Były rzecznik Dudy o Nawrockim. "Wielu ludzi, choćby w samym PiS, się z tego śmiało"

1 dzień temu
- choćby jeżeli partia się kłóci wewnętrznie, raczej stara się stać murem za prezydentem, nie krytykować, nie atakować, nie podgryzać. A w przypadku Andrzeja Dudy bywało różnie - wyznał jego były rzecznik Krzysztof Łapiński w rozmowie z Onetem. Co powiedział o prezydenckie Karolu Nawrockim?
"Nawrocki stanowi jedyny podmiot na prawicy, który ma realne możliwości działania"
Były rzecznik Andrzeja Dudy w rozmowie z Onetem wyznał, iż w tej chwili Prawo i Sprawiedliwość "jest w takim momencie, iż to Karol Nawrocki stanowi jedyny podmiot na prawicy, który ma realne możliwości działania". - Dlatego, choćby jeżeli partia się kłóci wewnętrznie, raczej stara się stać murem za prezydentem, nie krytykować, nie atakować, nie podgryzać. A w przypadku Andrzeja Dudy bywało różnie - powiedział Krzysztof Łapiński.


REKLAMA


- Dzisiaj Karol Nawrocki urzęduje w momencie, kiedy Donald Tusk poukładał swoją partię i ma też mocną pozycję jako premier. Jednocześnie trudniej obecnemu prezydentowi realizować własne obietnice, bo choć PiS stoi za nim murem, nie ma większości w Sejmie. Gdy Andrzej Duda był prezydentem, główny ośrodek władzy był w rządzie i później z tego powodu zdarzały się różnego rodzaju napięcia - dodał.

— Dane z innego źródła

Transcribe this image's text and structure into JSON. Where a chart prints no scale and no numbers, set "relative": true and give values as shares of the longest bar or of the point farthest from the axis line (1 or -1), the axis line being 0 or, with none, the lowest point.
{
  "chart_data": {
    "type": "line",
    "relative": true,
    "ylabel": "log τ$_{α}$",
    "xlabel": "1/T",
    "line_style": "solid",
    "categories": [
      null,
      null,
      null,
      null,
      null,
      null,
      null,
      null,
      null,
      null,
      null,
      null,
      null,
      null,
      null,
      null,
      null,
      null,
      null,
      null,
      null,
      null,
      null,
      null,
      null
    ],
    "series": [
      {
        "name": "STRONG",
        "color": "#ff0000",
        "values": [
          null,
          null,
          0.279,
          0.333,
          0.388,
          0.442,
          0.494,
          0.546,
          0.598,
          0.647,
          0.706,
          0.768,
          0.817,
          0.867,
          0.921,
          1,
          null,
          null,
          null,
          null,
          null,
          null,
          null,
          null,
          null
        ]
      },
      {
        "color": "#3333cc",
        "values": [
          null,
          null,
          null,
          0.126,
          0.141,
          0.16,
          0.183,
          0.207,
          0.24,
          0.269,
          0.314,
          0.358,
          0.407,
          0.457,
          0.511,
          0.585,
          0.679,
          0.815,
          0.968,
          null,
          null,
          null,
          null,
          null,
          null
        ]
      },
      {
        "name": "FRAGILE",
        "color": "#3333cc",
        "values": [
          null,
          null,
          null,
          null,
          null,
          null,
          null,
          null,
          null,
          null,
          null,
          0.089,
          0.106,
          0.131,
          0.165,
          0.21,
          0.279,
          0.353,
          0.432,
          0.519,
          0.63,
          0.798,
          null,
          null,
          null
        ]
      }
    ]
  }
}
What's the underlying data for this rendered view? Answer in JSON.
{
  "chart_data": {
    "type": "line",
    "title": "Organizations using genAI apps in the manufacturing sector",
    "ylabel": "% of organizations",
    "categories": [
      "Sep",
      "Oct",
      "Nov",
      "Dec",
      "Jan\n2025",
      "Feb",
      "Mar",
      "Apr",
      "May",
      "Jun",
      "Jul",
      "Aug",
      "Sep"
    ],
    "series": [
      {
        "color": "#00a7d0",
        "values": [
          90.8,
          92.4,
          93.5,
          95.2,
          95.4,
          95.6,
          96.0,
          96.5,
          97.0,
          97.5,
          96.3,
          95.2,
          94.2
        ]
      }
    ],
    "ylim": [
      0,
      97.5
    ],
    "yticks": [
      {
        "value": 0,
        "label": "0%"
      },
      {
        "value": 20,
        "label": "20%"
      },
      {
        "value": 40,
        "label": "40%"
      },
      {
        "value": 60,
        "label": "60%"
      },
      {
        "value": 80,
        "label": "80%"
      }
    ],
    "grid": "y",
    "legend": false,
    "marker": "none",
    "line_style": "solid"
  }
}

Zobacz wideo Morawiecki u Sroczyńskiego: Bliżej mi do koalicji z Braunem niż z Tuskiem


W ocenie Łapińskiego prezydent ma w sobie coś, co sprawiło, iż prezes PiS Jarosław Kaczyński "mu uwierzył". - Jest bardzo pewny siebie. Od początku miałem wrażenie, iż on uważa, iż startuje po to, by wygrać, a nie zdobyć dobry wynik i być może później startować do Sejmu, czy Parlamentu Europejskiego. Wielu ludzi, choćby w samym PiS, się z tego śmiało - powiedział rozmówca portalu. Łapiński był w latach 2015-2017 posłem na Sejm VIII kadencji. W 2017 roku do 2018 pełnił funkcję rzecznika prasowego Andrzeja Dudy i sekretarza stanu w Kancelarii Prezydenta RP.
Napięcia w PiS
Media od kilku tygodni donoszą o konflikcie w PiS. Europoseł PiS i były szef KPRM Michał Dworczyk tłumaczył w TVN24, iż w "największym uproszczeniu są dwie wizje". - Z jednej strony koncepcja partii, która radykalizuje przekaz, wchodzi w licytacje z innymi prawicowymi partiami, między innymi Konfederacją, w licytacje na różnego rodzaju bardzo ostre hasła. I druga koncepcja, nowoczesnej, konserwatywnej partii, która skupia się na projektach rozwojowych, ambitnych pomysłach na przyszłość Polski - powiedział Dworczyk. Jak ocenił, "dobrze, iż taka dyskusja się toczy". - Gorzej, iż ona czasami ma miejsce w mediach, bo to akurat nam nie służy, co widać po kolejnych sondażach, które pokazują, iż Prawo i Sprawiedliwość w ostatnim czasie ma gorsze poparcie - dodał polityk.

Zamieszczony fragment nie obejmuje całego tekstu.